If all the ways to get a BTChan are IO, we can forkIO a thread that reads/retries on an extra (dummy) TVar field unique to the given BTChan. The new thread will catch an exception when all other references to the TVar are dropped, so it will know when to decrement the nrDups and individual element counters. This should work but forces all my users to use IO to get their BTChans:
data BTChan = BTChan { ... as before ..., dummyTV :: TVar () }
dupBTChan :: BTChan a -> IO (BTChan a)
dupBTChan c = do
... as before ...
d <- newTVarIO ()
let chan = BTChan ... d
forkIO $ watchChan chan
return chan
watchBTChan :: BTChan a -> IO ()
watchBTChan b = do
catch (atomically (readTVar (dummyTV b) >> retry)) $ \e -> do
case fromException e of
BlockedIndefinitelyOnSTM -> atomically $ do -- the BTChan must have gotten collected
ls <- readTVar (channel b)
writeTVar (channel b) (map (\(a,b) -> (a-1,b)) ls)
readTVar (nrDup b) >>= writeTVar (nrDup b) . (-1)
_ -> watchBTChan b
EDIT: Yes, this is a poor mans finalizer and I don't have any particular reason to avoid using addFinalizer. That would be the same solution, still forcing use of IO afaict.

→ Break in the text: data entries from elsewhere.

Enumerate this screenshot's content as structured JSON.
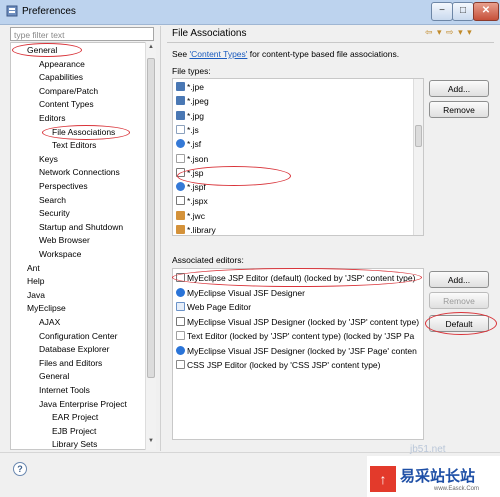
{
  "window": {
    "title": "Preferences"
  },
  "filter": {
    "placeholder": "type filter text"
  },
  "tree": [
    {
      "label": "General",
      "level": 1
    },
    {
      "label": "Appearance",
      "level": 2
    },
    {
      "label": "Capabilities",
      "level": 2
    },
    {
      "label": "Compare/Patch",
      "level": 2
    },
    {
      "label": "Content Types",
      "level": 2
    },
    {
      "label": "Editors",
      "level": 2
    },
    {
      "label": "File Associations",
      "level": 3
    },
    {
      "label": "Text Editors",
      "level": 3
    },
    {
      "label": "Keys",
      "level": 2
    },
    {
      "label": "Network Connections",
      "level": 2
    },
    {
      "label": "Perspectives",
      "level": 2
    },
    {
      "label": "Search",
      "level": 2
    },
    {
      "label": "Security",
      "level": 2
    },
    {
      "label": "Startup and Shutdown",
      "level": 2
    },
    {
      "label": "Web Browser",
      "level": 2
    },
    {
      "label": "Workspace",
      "level": 2
    },
    {
      "label": "Ant",
      "level": 1
    },
    {
      "label": "Help",
      "level": 1
    },
    {
      "label": "Java",
      "level": 1
    },
    {
      "label": "MyEclipse",
      "level": 1
    },
    {
      "label": "AJAX",
      "level": 2
    },
    {
      "label": "Configuration Center",
      "level": 2
    },
    {
      "label": "Database Explorer",
      "level": 2
    },
    {
      "label": "Files and Editors",
      "level": 2
    },
    {
      "label": "General",
      "level": 2
    },
    {
      "label": "Internet Tools",
      "level": 2
    },
    {
      "label": "Java Enterprise Project",
      "level": 2
    },
    {
      "label": "EAR Project",
      "level": 3
    },
    {
      "label": "EJB Project",
      "level": 3
    },
    {
      "label": "Library Sets",
      "level": 3
    }
  ],
  "page": {
    "title": "File Associations",
    "see_prefix": "See ",
    "see_link": "'Content Types'",
    "see_suffix": " for content-type based file associations.",
    "file_types_label": "File types:",
    "associated_editors_label": "Associated editors:"
  },
  "file_types": [
    {
      "label": "*.jpe",
      "icon": "image-file-icon"
    },
    {
      "label": "*.jpeg",
      "icon": "image-file-icon"
    },
    {
      "label": "*.jpg",
      "icon": "image-file-icon"
    },
    {
      "label": "*.js",
      "icon": "js-file-icon"
    },
    {
      "label": "*.jsf",
      "icon": "jsf-file-icon"
    },
    {
      "label": "*.json",
      "icon": "text-file-icon"
    },
    {
      "label": "*.jsp",
      "icon": "jsp-file-icon"
    },
    {
      "label": "*.jspf",
      "icon": "jsf-file-icon"
    },
    {
      "label": "*.jspx",
      "icon": "jsp-file-icon"
    },
    {
      "label": "*.jwc",
      "icon": "jwc-file-icon"
    },
    {
      "label": "*.library",
      "icon": "jwc-file-icon"
    }
  ],
  "editors": [
    {
      "label": "MyEclipse JSP Editor (default) (locked by 'JSP' content type)",
      "icon": "jsp-editor-icon"
    },
    {
      "label": "MyEclipse Visual JSF Designer",
      "icon": "myeclipse-icon"
    },
    {
      "label": "Web Page Editor",
      "icon": "web-page-icon"
    },
    {
      "label": "MyEclipse Visual JSP Designer (locked by 'JSP' content type)",
      "icon": "jsp-editor-icon"
    },
    {
      "label": "Text Editor (locked by 'JSP' content type) (locked by 'JSP Pa",
      "icon": "text-file-icon"
    },
    {
      "label": "MyEclipse Visual JSF Designer (locked by 'JSF Page' conten",
      "icon": "myeclipse-icon"
    },
    {
      "label": "CSS JSP Editor (locked by 'CSS JSP' content type)",
      "icon": "css-file-icon"
    }
  ],
  "buttons": {
    "add_types": "Add...",
    "remove_types": "Remove",
    "add_editors": "Add...",
    "remove_editors": "Remove",
    "default": "Default"
  },
  "help": {
    "glyph": "?"
  },
  "window_buttons": {
    "minimize": "−",
    "maximize": "□",
    "close": "✕"
  },
  "nav": {
    "glyphs": "⇦ ▾ ⇨ ▾ ▾"
  },
  "watermark": {
    "logo": "↑",
    "text": "易采站长站",
    "url": "www.Easck.Com",
    "faint": "jb51.net"
  },
  "colors": {
    "highlight_ellipse": "#d9343a",
    "link": "#1a5bbf",
    "selection": "#dde9f7"
  }
}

Solution 3: A cleaner API than solution 2, but GHC still doesn't support it
Users start a manager thread by calling initBTChanCollector, which will monitor a set of these dummy TVars (from solution 2) and do the needed clean-up. Basically, it shoves the IO into another thread that knows what to do via a global (unsafePerformIOed) TVar. Things work basically like solution 2, but the creation of BTChan's can still be STM. Failure to run initBTChanCollector would result in an ever-growing list (space leak) of tasks as the process runs.
Solution 4: Never allow discarding BTChans
This is akin to ignoring the problem. If the user never drops a dupped BTChan then the issue disappears.
Solution 5
I see ezyang's answer (totally valid and appreciated), but really would like to keep the current API just with a 'dup' function.
** Solution 6**
Please tell me there's a better option.
EDIT:
I implemented solution 3 (totally untested alpha release) and handled the potential space leak by making the global itself a BTChan - that chan should probably have a capacity of 1 so forgetting to run init shows up really quick, but that's a minor change. This works in GHCi (7.0.3) but that seems to be incidental. GHC throws exceptions to both blocked threads (the valid one reading the BTChan and the watching thread) so my if you are blocked reading a BTChan when another thread discards it's reference then you die.
Here is another solution: require all accesses to the the bounded channel duplicate to be bracketed by a function that releases its resources on exit (by an exception or normally). You can use a monad with a rank-2 runner to prevent duplicated channels from leaking out. It's still manual, but the type system makes it a lot harder to do naughty things.
You really don't want to rely on true IO finalizers, because GHC gives no guarantees about when a finalizer may be run: for all you know it may wait until the end of the program before running the finalizer, which means you're deadlocked until then.